"La dépendance n’a pas d’âge"

Publié le par kreizker

in "Le Journal de Québec", 25 juin 2014

 

MONTRÉAL – La salle de sous-sol d’église éclairée aux néons. Les vieilles chaises pliables inconfortables. La machine à café flanquée de petites tasses de styromousse. C’est le décor typique pour une réunion des Alcooliques Anonymes (AA).

Mais quelque chose distingue cette rencontre des dizaines d’autres à Montréal: il est extrêmement populaire – minimum 100 personnes – et les participants sont beaucoup plus jeunes qu’ailleurs. Chaque lundi, à 20 h, une petite foule assiste à la réunion du «Groupe des jeunes» AA à l’Église St-Jean-Berchmans de Rosemont.

«C’est une petite réunion ce soir, dit Carl, 28 ans, un des organisateurs. Des fois, la salle déborde. Il y a des gens debout. Ce soir, il fait froid, il pleut, alors il y a vraiment moins de monde.»

Impeccablement vêtue et coiffée, l’animatrice de la réunion ressemble vaguement à Karine Vanasse. Elle n’a pas plus de 30 ans. Son coanimateur, qui a lui aussi belle mine, n’est pas beaucoup plus vieux. Pas du tout l’image que l’on se fait du AA moyen.

«Les jeunes ne se reconnaissent pas toujours dans les groupes habituels des AA avec des gens qui ont souvent l’âge de leurs parents, voire de leurs grands-parents, alors il fallait quelque chose pour partager entre eux», explique une participante qui préfère taire son prénom.

Il y a de tout: du jeune repris de justice au crâne rasé et tatoué qui s’exprime comme un personnage de Pierre Falardeau jusqu’au damoiseau en complet-veston qui semble s’être égaré en cherchant une conférence des jeunes Libéraux.

Le groupe d’âge visé et rejoint par ces réunions AA: les 18 à 35 ans. Aucun contrôle d’âge n’est effectué à la porte, alors plusieurs personnes dans la salle ne manquent pas de cheveux blancs.

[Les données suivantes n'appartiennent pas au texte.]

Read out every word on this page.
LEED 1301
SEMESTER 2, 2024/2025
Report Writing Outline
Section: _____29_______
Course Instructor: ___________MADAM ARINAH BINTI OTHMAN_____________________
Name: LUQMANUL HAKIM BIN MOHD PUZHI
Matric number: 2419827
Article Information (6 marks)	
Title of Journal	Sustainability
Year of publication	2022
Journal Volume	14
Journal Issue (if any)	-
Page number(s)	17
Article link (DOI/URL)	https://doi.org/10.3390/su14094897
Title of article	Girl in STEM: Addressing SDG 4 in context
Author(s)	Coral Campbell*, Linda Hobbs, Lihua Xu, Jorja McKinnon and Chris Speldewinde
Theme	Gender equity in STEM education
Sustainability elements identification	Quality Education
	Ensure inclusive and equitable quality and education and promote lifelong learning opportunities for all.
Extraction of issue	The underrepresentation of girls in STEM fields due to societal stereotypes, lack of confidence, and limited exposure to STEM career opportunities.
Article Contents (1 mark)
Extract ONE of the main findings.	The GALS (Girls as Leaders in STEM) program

La plus jeune participante de la soirée est une punkette de 18 ans aux yeux pochés. C’est sa première réunion. Trop timide pour s’exprimer en public. Pendant la pause-cigarette, elle raconte que sa manie de boire vient de lui faire dépenser son argent pour un voyage en Europe. Elle semble désemparée et honteuse.

«À ton âge, tu as tout l’avenir devant toi, voyons! lui répond un “vieux” lui-même probablement seulement dans la mi-vingtaine. Tout le monde ici a fait des idioties en raison de l’alcool. Avec l’abstinence, tu peux reprendre le contrôle de ta vie. C’est ce que nous avons fait.»

Le problème du fun

Pendant la réunion, une AA dans la jeune trentaine livre un témoignage quant à sa déchéance dans l’alcool et sa guérison. «J’ai réalisé mon rêve de visiter l’Australie, dit-elle. Et je l’ai fait sans boire une goutte d’alcool. Et je me suis énormément amusé.»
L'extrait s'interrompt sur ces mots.